Огромные часы с кукушкой пробили девятнадцать ноль-ноль. Сталин задумчиво посмотрел на них. «Вот кому действительно хорошо! — решил он. — Работают себе и работают, кукуют и кукуют. Есть все-таки в механических устройствах какое-то потустороннее чудо. Ни тебе песка, воды и солнца! А показывают точно — так, как надо. А вот с людьми не так, и никто не может поручиться, что правильно, и что будет толк. А ну, как не выполнят задачу, не достигнут нужного результата? Человеческий фактор — он всегда самый главный, люди, кадры решают все. А вот если задача не выполнена, если не сработали коллективы, колхозы, заводы и фабрики, кому отвечать? Как тогда уберечь миллионы жизней от гнева Верховного?»

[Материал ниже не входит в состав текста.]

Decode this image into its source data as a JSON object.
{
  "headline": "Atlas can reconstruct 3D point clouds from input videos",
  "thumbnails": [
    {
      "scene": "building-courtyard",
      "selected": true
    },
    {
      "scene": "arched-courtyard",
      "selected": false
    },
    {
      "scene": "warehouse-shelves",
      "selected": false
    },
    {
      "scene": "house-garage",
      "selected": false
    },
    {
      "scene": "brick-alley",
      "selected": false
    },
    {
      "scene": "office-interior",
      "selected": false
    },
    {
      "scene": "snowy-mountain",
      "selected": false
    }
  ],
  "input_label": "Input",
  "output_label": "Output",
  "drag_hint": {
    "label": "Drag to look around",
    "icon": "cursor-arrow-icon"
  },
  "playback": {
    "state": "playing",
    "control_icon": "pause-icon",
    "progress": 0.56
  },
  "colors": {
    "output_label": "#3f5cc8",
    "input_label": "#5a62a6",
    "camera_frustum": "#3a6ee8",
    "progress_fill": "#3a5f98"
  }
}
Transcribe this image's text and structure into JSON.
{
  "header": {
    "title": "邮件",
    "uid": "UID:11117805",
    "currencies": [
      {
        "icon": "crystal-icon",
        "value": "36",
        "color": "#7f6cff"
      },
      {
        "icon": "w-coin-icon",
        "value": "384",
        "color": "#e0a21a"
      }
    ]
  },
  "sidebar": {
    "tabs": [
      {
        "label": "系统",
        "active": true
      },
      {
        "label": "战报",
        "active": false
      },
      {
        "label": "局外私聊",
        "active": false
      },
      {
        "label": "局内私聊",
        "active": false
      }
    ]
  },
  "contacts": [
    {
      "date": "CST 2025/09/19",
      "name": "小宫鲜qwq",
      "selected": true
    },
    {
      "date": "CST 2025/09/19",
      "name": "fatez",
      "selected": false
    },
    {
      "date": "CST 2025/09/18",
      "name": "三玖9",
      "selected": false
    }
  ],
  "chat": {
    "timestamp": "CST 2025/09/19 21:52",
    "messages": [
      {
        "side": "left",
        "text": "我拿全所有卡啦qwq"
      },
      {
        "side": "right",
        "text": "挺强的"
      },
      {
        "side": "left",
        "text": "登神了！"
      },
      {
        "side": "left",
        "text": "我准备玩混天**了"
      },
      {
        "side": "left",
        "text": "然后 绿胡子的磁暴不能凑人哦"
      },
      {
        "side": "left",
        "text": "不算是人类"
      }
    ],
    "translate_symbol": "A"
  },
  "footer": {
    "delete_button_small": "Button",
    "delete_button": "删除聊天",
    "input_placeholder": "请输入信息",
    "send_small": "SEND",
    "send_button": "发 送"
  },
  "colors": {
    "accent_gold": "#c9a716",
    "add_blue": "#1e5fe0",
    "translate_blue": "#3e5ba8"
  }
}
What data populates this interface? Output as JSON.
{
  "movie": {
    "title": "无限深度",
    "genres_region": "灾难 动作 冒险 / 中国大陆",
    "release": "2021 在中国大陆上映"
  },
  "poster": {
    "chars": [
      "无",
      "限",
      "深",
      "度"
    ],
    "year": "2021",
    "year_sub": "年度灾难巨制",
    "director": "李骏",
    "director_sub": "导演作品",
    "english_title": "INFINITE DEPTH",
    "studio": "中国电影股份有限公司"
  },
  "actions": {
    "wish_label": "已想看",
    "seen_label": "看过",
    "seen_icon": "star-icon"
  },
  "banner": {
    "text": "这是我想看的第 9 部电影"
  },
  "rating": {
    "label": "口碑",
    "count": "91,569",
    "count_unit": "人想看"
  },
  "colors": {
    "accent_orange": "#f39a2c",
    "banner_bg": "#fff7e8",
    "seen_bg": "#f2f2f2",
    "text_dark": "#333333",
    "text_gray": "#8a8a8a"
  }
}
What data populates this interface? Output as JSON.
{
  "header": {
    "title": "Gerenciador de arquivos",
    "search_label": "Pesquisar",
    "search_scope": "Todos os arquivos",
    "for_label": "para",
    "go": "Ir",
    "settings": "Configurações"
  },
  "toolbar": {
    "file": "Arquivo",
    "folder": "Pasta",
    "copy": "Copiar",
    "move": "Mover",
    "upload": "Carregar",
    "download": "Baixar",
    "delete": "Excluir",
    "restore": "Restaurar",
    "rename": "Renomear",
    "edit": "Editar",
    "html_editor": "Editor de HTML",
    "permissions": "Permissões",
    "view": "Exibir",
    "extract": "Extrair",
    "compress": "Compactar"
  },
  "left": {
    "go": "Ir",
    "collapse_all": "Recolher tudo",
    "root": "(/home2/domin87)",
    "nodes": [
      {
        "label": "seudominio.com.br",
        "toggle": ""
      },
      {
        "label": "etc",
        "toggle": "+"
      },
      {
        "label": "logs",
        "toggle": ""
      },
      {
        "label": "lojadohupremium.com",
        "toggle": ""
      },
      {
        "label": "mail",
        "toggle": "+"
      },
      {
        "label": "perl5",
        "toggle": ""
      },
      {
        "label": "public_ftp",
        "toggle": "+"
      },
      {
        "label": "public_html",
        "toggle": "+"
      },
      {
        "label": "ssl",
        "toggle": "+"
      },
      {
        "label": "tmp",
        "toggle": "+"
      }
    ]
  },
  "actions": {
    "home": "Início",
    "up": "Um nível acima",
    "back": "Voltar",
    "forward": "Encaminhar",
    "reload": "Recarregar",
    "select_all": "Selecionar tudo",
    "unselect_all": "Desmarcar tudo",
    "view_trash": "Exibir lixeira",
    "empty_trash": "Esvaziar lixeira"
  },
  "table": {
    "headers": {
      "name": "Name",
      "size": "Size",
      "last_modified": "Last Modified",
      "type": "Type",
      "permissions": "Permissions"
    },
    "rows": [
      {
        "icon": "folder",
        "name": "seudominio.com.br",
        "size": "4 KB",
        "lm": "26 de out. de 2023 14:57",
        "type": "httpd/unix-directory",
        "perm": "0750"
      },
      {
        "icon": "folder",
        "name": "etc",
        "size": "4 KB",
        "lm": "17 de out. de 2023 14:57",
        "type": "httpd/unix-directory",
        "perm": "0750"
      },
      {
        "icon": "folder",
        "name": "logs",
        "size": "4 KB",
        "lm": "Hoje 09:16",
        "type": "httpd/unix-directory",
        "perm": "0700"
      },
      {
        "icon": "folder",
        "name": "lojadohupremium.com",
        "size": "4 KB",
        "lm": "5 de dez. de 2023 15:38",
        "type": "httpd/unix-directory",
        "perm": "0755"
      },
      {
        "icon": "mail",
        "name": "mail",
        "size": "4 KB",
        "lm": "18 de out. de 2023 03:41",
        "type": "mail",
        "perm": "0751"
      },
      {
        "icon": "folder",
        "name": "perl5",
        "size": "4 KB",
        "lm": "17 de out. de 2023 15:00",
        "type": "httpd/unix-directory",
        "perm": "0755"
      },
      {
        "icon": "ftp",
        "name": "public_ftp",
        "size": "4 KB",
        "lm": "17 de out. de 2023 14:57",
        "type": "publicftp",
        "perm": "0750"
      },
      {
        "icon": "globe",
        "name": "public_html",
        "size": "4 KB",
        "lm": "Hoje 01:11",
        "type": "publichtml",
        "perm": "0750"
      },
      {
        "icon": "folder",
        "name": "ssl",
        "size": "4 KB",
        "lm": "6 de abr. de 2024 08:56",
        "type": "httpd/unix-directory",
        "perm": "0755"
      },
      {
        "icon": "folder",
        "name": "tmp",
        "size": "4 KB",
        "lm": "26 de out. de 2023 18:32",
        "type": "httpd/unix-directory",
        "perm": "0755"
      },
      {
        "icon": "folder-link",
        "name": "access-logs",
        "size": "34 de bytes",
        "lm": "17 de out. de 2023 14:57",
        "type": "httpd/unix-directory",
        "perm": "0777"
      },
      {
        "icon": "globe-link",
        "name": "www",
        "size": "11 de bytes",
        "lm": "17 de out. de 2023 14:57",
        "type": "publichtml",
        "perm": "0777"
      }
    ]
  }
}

Он вдруг пригорюнился. Настроение куда-то исчезло. На минуту показалось, что все, чему он посвятил жизнь — пустое, недостойное внимания. Он вспомнил себя маленьким мальчиком. Как же было хорошо! Тифлис, воздух и горная красота вокруг. И он — свободный, словно птица! Да, как же было хорошо! Вот тогда было настоящее счастье!

Сталин быстро достал из верхнего ящика пожелтевшую газетную вырезку с портретом Пилсудского на коне и со шпагой. Лицо лидера Польши напоминало сморщенный соевый стручок и одновременно походило на засушенную лесную грушу. В глазах Пилсудского не отражалось ни одной мысли. Надпись внизу гласила по-польски: «Настоящий поляк себя не стыдится!»

Сталин с силой стукнул кулаком по тупой газетной харе Пилсудского, смачно со всего размаху плюнул в нее и удовлетворенно откинулся на жесткой спинке кресла. Посмотрел в окно. Закат раскрасил розовыми и багровыми тонами пейзаж вечерней Москвы. «Скоро ночь, — подумал вождь, — вот и закончился еще один день, отданный борьбе!»

Вдруг где-то громко заржала лошадь. Сталин тихо вздохнул, медленно поднялся с кресла, нетвердой походкой пошел по красной ковровой дорожке к выходу из кабинета. Перед глазами стояла какая-то белесая муть. На душе было противно. Не помог даже плевок в Пилсудского. Сегодня что-то было не так. Он это чувствовал. Он еще разберется в своих чувствах, которые никогда его не подводили, но это будет позже. Это будет позже.

— Так, все, хватит! — Матвей Иванович решительно подошел к Лене и сдернул провода с ее головы. — Хватит уже на сегодня сканирования памяти. Кстати, мне представляется, нам попался в руки преинтереснейший экспонат. Кто бы это мог быть? Его воспоминания сильно отличаются от воспоминаний других, живших в ту эпоху, где властвовали одни лишь сплошные дрязги и дикие скандалы с соседями и коллегами по работе. Как ты думаешь, кто это?

— Не знаю, Матвей Иванович. Но нужно будет занести его в специальный каталог и пометить маркером, чтобы потом вернуться и попробовать узнать что-нибудь еще. А экспонат, действительно, интересный.

— Ну, вот и договорились. Все, заканчивай, убирай здесь все. А я пошел.

Матвей Иванович — руководитель кафедры сканирования глубоких слоев ноосферы Земли — вышел из кабинета и направился к выходу из института. Лицо, увиденное им сегодня на экране монитора, никак не шло у него из головы. — Кто бы это мог быть? — думал он, — и почему я о нем ничего не знаю?

Матвей Иванович спустился по лестнице, вышел из здания и направился знакомой тенистой аллеей по направлению к дому. Был вечер 21 июня 21941 года от рождества Христова. Спокойствие разливалось в воздухе вместе с прохладой и лучами заходящего солнца, которое раскрасило розовыми и багровыми тонами пейзаж вечерней Москвы. Было хорошо. Так же хорошо, как — и он был в этом уверен — и пять, и десять, и двадцать тысяч лет назад.